Le produit des DMTO à destination des départements a connu 2 années exceptionnelles en 2021 et 2022 avec un total au-delà des 16 Md€. Cette « bulle » a connu un coup d’arrêt brutal en 2023, conséquence de la crise immobilière. L’année 2024 s’inscrit dans ce même contexte. Le recul des transactions immobilières, conjugué à une baisse des prix, entraine un repli du produit des DMTO. En 2024, celui-ci recule de -13%, après avoir enregistré une chute de -23% en 2023.

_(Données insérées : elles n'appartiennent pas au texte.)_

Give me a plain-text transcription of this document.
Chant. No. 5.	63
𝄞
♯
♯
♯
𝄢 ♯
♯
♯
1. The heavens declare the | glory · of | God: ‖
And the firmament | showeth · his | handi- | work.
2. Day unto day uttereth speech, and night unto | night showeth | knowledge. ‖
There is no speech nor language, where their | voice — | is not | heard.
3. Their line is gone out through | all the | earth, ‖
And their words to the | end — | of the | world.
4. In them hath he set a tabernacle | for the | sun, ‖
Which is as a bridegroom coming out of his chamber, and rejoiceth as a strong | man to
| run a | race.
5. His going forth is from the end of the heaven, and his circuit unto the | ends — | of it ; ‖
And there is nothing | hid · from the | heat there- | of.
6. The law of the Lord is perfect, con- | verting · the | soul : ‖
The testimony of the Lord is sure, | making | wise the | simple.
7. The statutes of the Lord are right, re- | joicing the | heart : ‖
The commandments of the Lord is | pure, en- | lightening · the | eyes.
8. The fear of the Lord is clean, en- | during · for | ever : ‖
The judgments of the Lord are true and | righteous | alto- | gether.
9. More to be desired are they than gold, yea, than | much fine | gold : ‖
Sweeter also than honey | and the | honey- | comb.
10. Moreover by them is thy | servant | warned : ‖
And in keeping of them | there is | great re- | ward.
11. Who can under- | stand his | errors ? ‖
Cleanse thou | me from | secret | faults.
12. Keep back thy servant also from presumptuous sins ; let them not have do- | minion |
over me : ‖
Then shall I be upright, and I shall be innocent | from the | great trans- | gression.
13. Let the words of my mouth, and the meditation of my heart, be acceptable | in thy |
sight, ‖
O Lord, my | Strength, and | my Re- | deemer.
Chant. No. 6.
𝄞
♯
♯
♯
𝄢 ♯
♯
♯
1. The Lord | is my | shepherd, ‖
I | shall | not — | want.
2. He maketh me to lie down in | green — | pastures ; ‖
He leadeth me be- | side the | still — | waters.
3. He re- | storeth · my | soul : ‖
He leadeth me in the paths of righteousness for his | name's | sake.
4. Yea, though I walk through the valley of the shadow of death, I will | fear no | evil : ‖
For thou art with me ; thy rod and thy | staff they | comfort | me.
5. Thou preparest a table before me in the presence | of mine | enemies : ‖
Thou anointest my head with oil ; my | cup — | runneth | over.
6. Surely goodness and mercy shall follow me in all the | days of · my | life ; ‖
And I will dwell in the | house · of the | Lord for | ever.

Sur le périmètre des départements stricto sensu, le poids des DMTO dans les recettes de fonctionnement recule et atteint 16,1% (20,7% en 2023). C’est la seconde recette des conseils départementaux, juste derrière la fraction de TVA (qui remplace depuis 2021 la taxe sur le foncier bâti) à 28,9%[1]. Les recettes de fonctionnement des départements reposent donc sur des impôts fluctuant en fonction de la conjoncture économique. Quand celle-ci est peu favorable, il est alors plus difficile d’assurer un rôle contracyclique. Parallèlement à des recettes en baisse, les départements voient leurs dépenses sociales augmenter de façon importante : en 2023 les dépenses d’action sociale (famille, enfance, personnes handicapées…) ont cru de +7,8% et les dépenses pour les personnes dépendantes de +5,6%. La section de fonctionnement connait donc un effet de ciseau qui réduit fortement l’épargne brute nécessaire au financement des investissements.
[1] Données 2022 de l’OFGL, hors collectivités territoriales uniques (CTU) de Martinique et de Guyane, collectivité de Corse et Ville de Paris.